Anchilee Scott-Kemmis crowned Anna Sueangam-iam as her successor at the end of the event, Sueangam-iam represented Thailand in Miss Universe 2022.

==Background==
=== Power of Resilience crown ===
On June 16, 2022, Jimmy Mouawad announced a new crown for the pageant, called "Power of Resilience". It was unveiled on July 22, 2022 at the "Ignite The Night" gala.

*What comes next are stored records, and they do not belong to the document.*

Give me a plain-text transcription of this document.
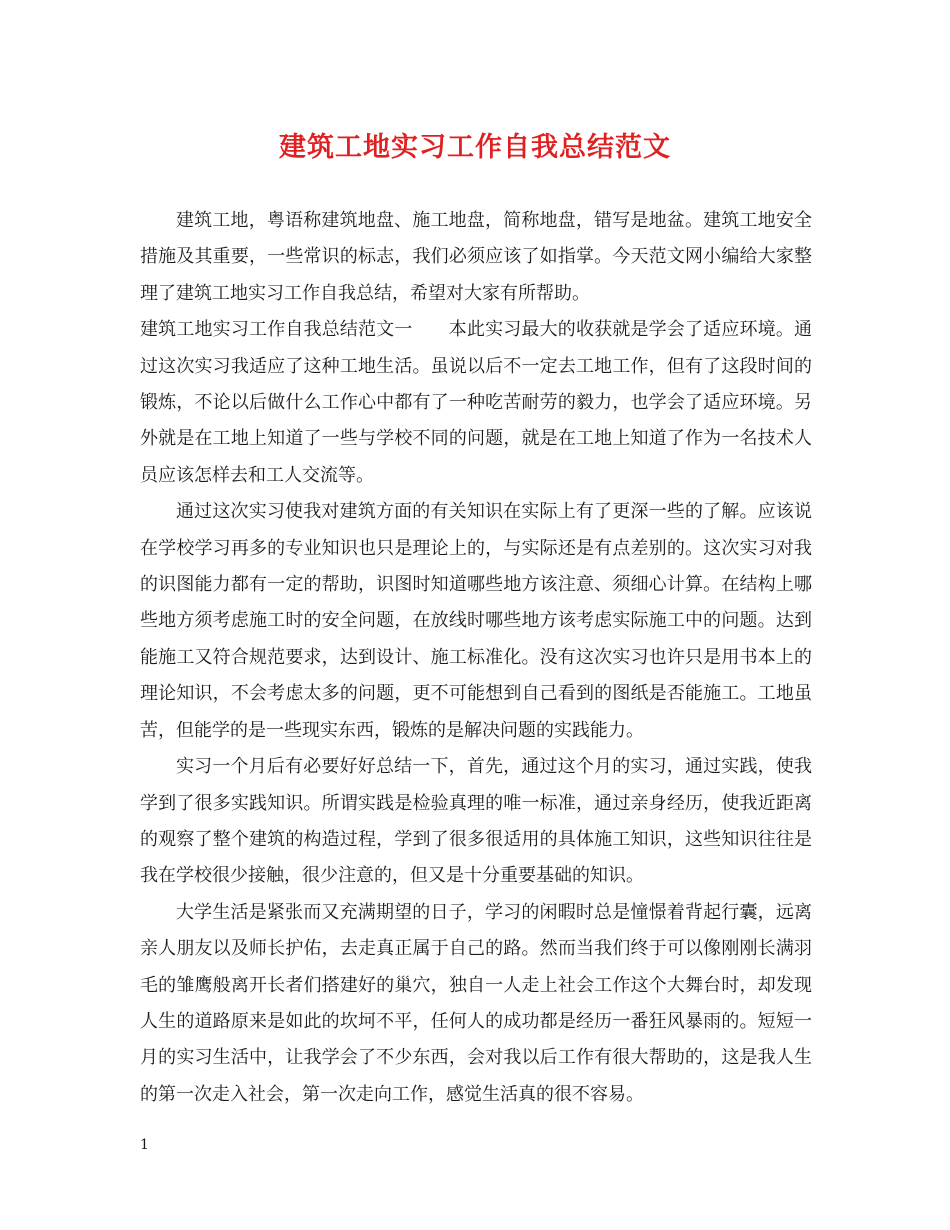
建筑工地实习工作自我总结范文

建筑工地，粤语称建筑地盘、施工地盘，简称地盘，错写是地盆。建筑工地安全措施及其重要，一些常识的标志，我们必须应该了如指掌。今天范文网小编给大家整理了建筑工地实习工作自我总结，希望对大家有所帮助。

建筑工地实习工作自我总结范文一 本此实习最大的收获就是学会了适应环境。通过这次实习我适应了这种工地生活。虽说以后不一定去工地工作，但有了这段时间的锻炼，不论以后做什么工作心中都有了一种吃苦耐劳的毅力，也学会了适应环境。另外就是在工地上知道了一些与学校不同的问题，就是在工地上知道了作为一名技术人员应该怎样去和工人交流等。

通过这次实习使我对建筑方面的有关知识在实际上有了更深一些的了解。应该说在学校学习再多的专业知识也只是理论上的，与实际还是有点差别的。这次实习对我的识图能力都有一定的帮助，识图时知道哪些地方该注意、须细心计算。在结构上哪些地方须考虑施工时的安全问题，在放线时哪些地方该考虑实际施工中的问题。达到能施工又符合规范要求，达到设计、施工标准化。没有这次实习也许只是用书本上的理论知识，不会考虑太多的问题，更不可能想到自己看到的图纸是否能施工。工地虽苦，但能学的是一些现实东西，锻炼的是解决问题的实践能力。

实习一个月后有必要好好总结一下，首先，通过这个月的实习，通过实践，使我学到了很多实践知识。所谓实践是检验真理的唯一标准，通过亲身经历，使我近距离的观察了整个建筑的构造过程，学到了很多很适用的具体施工知识，这些知识往往是我在学校很少接触，很少注意的，但又是十分重要基础的知识。

大学生活是紧张而又充满期望的日子，学习的闲暇时总是憧憬着背起行囊，远离亲人朋友以及师长护佑，去走真正属于自己的路。然而当我们终于可以像刚刚长满羽毛的雏鹰般离开长者们搭建好的巢穴，独自一人走上社会工作这个大舞台时，却发现人生的道路原来是如此的坎坷不平，任何人的成功都是经历一番狂风暴雨的。短短一月的实习生活中，让我学会了不少东西，会对我以后工作有很大帮助的，这是我人生的第一次走入社会，第一次走向工作，感觉生活真的很不容易。

1
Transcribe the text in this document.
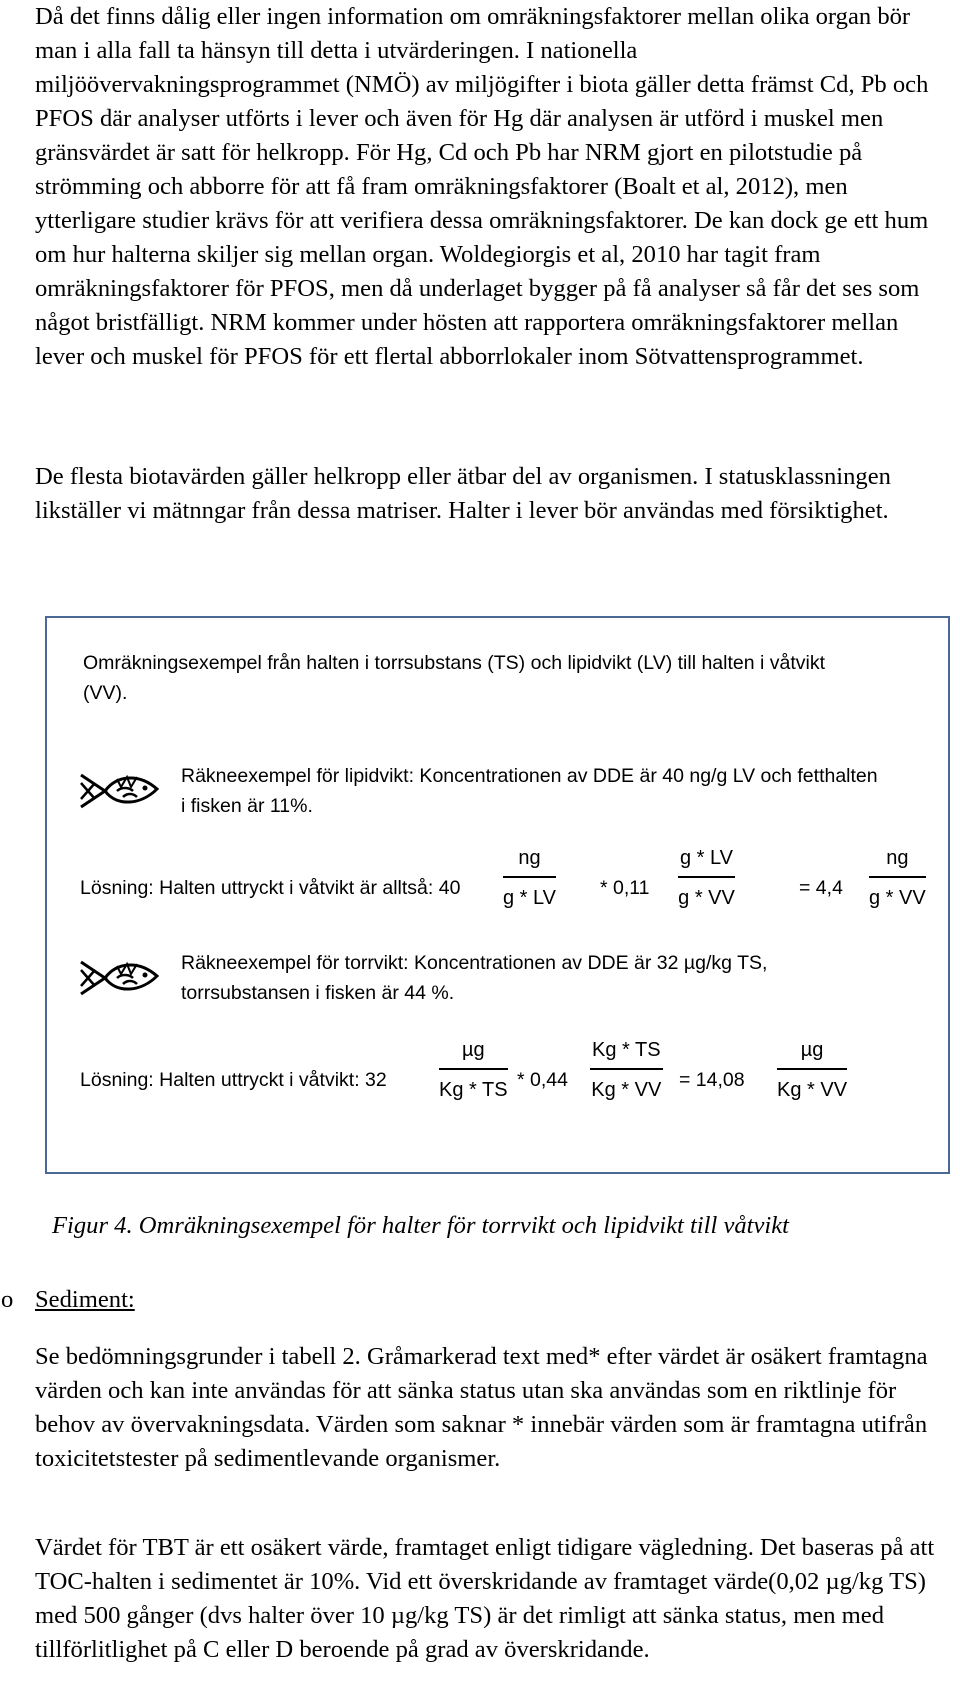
Då det finns dålig eller ingen information om omräkningsfaktorer mellan olika organ bör man i alla fall ta hänsyn till detta i utvärderingen. I nationella miljöövervakningsprogrammet (NMÖ) av miljögifter i biota gäller detta främst Cd, Pb och PFOS där analyser utförts i lever och även för Hg där analysen är utförd i muskel men gränsvärdet är satt för helkropp. För Hg, Cd och Pb har NRM gjort en pilotstudie på strömming och abborre för att få fram omräkningsfaktorer (Boalt et al, 2012), men ytterligare studier krävs för att verifiera dessa omräkningsfaktorer. De kan dock ge ett hum om hur halterna skiljer sig mellan organ. Woldegiorgis et al, 2010 har tagit fram omräkningsfaktorer för PFOS, men då underlaget bygger på få analyser så får det ses som något bristfälligt. NRM kommer under hösten att rapportera omräkningsfaktorer mellan lever och muskel för PFOS för ett flertal abborrlokaler inom Sötvattensprogrammet.

De flesta biotavärden gäller helkropp eller ätbar del av organismen. I statusklassningen likställer vi mätnngar från dessa matriser. Halter i lever bör användas med försiktighet.

Omräkningsexempel från halten i torrsubstans (TS) och lipidvikt (LV) till halten i våtvikt (VV).
Räkneexempel för lipidvikt: Koncentrationen av DDE är 40 ng/g LV och fetthalten i fisken är 11%.
Lösning: Halten uttryckt i våtvikt är alltså: 40
ng
g * LV * 0,11
g * LV
g * VV	= 4,4
ng
g * VV
Räkneexempel för torrvikt: Koncentrationen av DDE är 32 µg/kg TS, torrsubstansen i fisken är 44 %.
Lösning: Halten uttryckt i våtvikt: 32
µg
Kg * TS * 0,44
Kg * TS
Kg * VV = 14,08
µg
Kg * VV
Figur 4. Omräkningsexempel för halter för torrvikt och lipidvikt till våtvikt
o Sediment:

Se bedömningsgrunder i tabell 2. Gråmarkerad text med* efter värdet är osäkert framtagna värden och kan inte användas för att sänka status utan ska användas som en riktlinje för behov av övervakningsdata. Värden som saknar * innebär värden som är framtagna utifrån toxicitetstester på sedimentlevande organismer.

Värdet för TBT är ett osäkert värde, framtaget enligt tidigare vägledning. Det baseras på att TOC-halten i sedimentet är 10%. Vid ett överskridande av framtaget värde(0,02 µg/kg TS) med 500 gånger (dvs halter över 10 µg/kg TS) är det rimligt att sänka status, men med tillförlitlighet på C eller D beroende på grad av överskridande.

The crown was influenced by two key motifs: peacock feathers and a lotus flower, these embody the resiliency of the Thai nation to stand up amidst challenging obstacles in life. The crown was also embellished with peridot, white topaz and diamonds to evoke new beginnings and growth.

==Results==
===Placements===

- Color keys
- Unplaced.

| Placement | Contestant | International Placements |
| Miss Universe Thailand 2022 | 19 – Anna Sueangam-iam; | Unplaced - Miss Universe 2022 |
| 1st runner-up | 18 - Kanyalak Nookaew (Assumed); | Top 24 - Miss Supranational 2026 |
| 16 - Nicolene Bunchu (Resigned); |  |
| 2nd runner-up | 23 – Suchata Chuangsri; | Winner - Miss World 2025 |
| 3rd runner-up | 10 – Renita Veronica Pagano §; | Withdrew - Miss Planet International 2022 |
| Top 11 | 02 – Carina Muller; 09 – Thitaree Kasorn; 24 – Pympika Chuenchoopol; 27 – Nitthakan Aksornwan; 28 – Warangkhana Siristhapornsap; 31 – Patraporn Wang; |  |
| Top 15 | 14 – Swita Promsrisawat; 20 – Manchakorn Phetpraphan; 21 – Pauline Wilkinson Deeying; 29 – Nichamon Beutelspacher; |  |

§ – Voted into the Top 11 by viewers.

==Contestants==
29 contestants competed for the title of Miss Universe Thailand 2022:

| No | Contestants | Age | Hometown/Resident | Placement |
|---|---|---|---|---|
| 1 | Chidchanok Janghoo | 25 | Phatthalung |  |
| 2 | Carina Muller | 26 | Chiang Rai | Top 11 Later 1st Runner-up Miss Supranational Thailand 2024; |
| 3 | Supanida Somboonpong | 25 | Bangkok |  |
| 4 | Sirikorn Khamwong | 24 | Bangkok |  |
| 5 | Wichayada Wichayapongkul | 20 | Chiang Mai |  |
| 7 | Nahathai Dechapon | 27 | Bangkok |  |
| 8 | Thawanrat Chansiri | 25 | Bangkok |  |
| 9 | Thitaree Kasorn | 26 | Bangkok | Top 11 |
| 10 | Renita Veronica Pagano | 23 | Phuket | 3rd Runner-Up |
| 11 | Sirinnaphas Foeisri | 25 | Chiang Mai |  |
| 12 | Angkamol Patrut | 27 | Bangkok |  |
| 13 | Angela Kight | 26 | Bangkok |  |
| 14 | Swita Promsrisawat | 22 | Bangkok | Top 15 |
| 15 | Nadaphan Gamngern | 26 | Nakhon Ratchasima |  |
| 16 | Nicolene Bunchu | 23 | Bangkok | 1st Runner-Up/Dethroned Before Miss Thailand World 2018; Before 1st Runner-Up Miss World 2018; |
| 17 | Ayarin Butdee | 27 | Bangkok |  |
| 18 | Kanyalak Nookaew | 22 | Pathum Thani | 1st Runner-Up/Assumed Later Miss Supranational Thailand 2026; Later Top 24 Miss Supranational 2026; |
| 19 | Anna Sueangam-iam | 23 | Bangkok | Miss Universe Thailand 2022 |
| 20 | Manchakorn Phetpraphan | 27 | Bangkok | Top 15 |
| 21 | Pauline Wilkinson Deeying | 27 | Surin | Top 15 |
| 23 | Suchata Chuangsri | 18 | Bangkok | 2nd Runner-Up Later Miss Universe Thailand 2024; Later Miss World 2025; |
| 24 | Pympika Chuenchoopol | 27 | Phitsanulok | Top 11 |
| 25 | Napas Osathanont | 23 | Bangkok |  |
| 26 | Nicole Glucksman | 24 | Bangkok |  |
| 27 | Nitthakan Aksornwan | 26 | Nakhon Si Thammarat | Top 11 |
| 28 | Warangkhana Siristhapornsap | 21 | Bangkok | Top 11 Later 1st Runner-up Miss World Thailand 2023; |
| 29 | Nichamon Beutelspacher | 23 | Bangkok | Top 15 |
| 30 | Kanyarat Panprakhon | 23 | Buriram |  |
| 31 | Patraporn Wang | 27 | Bangkok | Top 11 Later Miss Supranational Thailand 2023; Later Top 24 Miss Supranational 2023; |

- 22 - Perpetua Smith withdrew before the preliminary competition was scored by the judges.